At last year’s World Lung meeting a first-in-human trial showed a 42% rate of serious adverse events, and just a 19% overall response rate among 26 subjects with various cancers. Yesterday the group said expansion cohorts did not meet the criteria to continue.
Nevertheless, Axl blockade remains of interest. Just last week Aravive revealed the design of a pivotal trial of AVB-500, a fusion protein, in ovarian cancer. Should this get under way AVB-500 would overtake bemcentinib as the industry’s most advanced Axl-targeting asset.

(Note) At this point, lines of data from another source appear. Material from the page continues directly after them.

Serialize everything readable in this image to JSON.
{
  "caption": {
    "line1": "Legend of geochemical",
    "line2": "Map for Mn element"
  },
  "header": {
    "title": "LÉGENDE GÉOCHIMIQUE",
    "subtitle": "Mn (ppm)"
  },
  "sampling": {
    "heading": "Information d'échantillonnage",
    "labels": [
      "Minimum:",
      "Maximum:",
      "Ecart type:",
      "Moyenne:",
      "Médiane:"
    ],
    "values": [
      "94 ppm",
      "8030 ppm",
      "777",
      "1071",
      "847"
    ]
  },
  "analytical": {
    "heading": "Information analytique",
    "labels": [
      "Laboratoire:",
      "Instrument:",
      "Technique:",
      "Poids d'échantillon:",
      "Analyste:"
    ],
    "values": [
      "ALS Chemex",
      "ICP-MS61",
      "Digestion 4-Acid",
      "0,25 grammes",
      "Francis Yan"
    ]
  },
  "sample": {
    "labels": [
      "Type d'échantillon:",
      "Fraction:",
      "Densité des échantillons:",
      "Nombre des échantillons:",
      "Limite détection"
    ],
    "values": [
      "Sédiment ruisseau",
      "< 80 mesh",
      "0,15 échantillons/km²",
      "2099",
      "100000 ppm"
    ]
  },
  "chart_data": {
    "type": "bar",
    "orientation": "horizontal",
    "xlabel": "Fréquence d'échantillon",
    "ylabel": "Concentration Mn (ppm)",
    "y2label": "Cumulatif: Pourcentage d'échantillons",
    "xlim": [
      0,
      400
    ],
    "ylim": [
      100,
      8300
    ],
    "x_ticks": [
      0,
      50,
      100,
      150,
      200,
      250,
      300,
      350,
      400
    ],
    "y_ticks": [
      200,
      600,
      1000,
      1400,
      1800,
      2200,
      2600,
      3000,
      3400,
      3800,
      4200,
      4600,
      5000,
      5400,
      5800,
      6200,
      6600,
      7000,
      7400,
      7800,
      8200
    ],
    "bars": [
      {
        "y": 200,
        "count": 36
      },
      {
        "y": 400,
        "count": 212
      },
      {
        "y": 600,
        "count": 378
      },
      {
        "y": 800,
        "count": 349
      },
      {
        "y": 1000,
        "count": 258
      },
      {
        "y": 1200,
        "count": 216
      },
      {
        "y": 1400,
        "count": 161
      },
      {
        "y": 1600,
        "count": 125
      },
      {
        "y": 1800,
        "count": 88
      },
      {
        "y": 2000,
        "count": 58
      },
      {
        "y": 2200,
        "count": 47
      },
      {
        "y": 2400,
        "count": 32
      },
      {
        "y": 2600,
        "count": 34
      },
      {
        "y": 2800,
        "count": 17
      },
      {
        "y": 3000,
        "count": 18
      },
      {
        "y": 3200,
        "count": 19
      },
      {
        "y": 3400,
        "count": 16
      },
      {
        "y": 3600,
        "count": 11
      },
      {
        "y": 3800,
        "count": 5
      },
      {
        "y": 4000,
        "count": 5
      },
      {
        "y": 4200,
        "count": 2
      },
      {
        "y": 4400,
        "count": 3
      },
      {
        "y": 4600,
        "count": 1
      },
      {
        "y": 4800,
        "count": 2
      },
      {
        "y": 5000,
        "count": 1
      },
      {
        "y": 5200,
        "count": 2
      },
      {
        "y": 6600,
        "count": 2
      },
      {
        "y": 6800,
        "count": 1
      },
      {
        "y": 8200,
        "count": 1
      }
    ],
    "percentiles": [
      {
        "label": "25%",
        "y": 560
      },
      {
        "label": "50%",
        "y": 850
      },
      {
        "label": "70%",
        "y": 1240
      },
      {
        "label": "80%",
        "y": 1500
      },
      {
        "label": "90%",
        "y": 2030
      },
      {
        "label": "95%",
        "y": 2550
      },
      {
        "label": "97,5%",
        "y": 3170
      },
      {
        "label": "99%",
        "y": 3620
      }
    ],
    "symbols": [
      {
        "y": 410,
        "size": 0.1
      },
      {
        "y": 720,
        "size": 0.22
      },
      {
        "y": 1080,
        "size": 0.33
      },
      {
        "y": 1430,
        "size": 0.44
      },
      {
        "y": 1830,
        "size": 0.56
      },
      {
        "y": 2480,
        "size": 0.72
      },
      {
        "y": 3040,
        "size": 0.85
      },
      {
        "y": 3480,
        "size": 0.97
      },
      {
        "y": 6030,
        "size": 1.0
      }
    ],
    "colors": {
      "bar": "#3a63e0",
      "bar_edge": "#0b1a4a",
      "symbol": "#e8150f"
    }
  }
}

And in September Anheart Therapeutics, a private Chinese company, took over from Daiichi Sankyo rights to AB-329, describing this as a “potent, highly selective Axl inhibitor”. Earlier Sumitomo Dainippon bought Tolero for $200m, and along with it two Axl kinase inhibitors, dubermatinib and SGI-7079.
While the former is in trials for AML and solid tumours the latter, like enapotamab, is now on the industry’s scrap heap.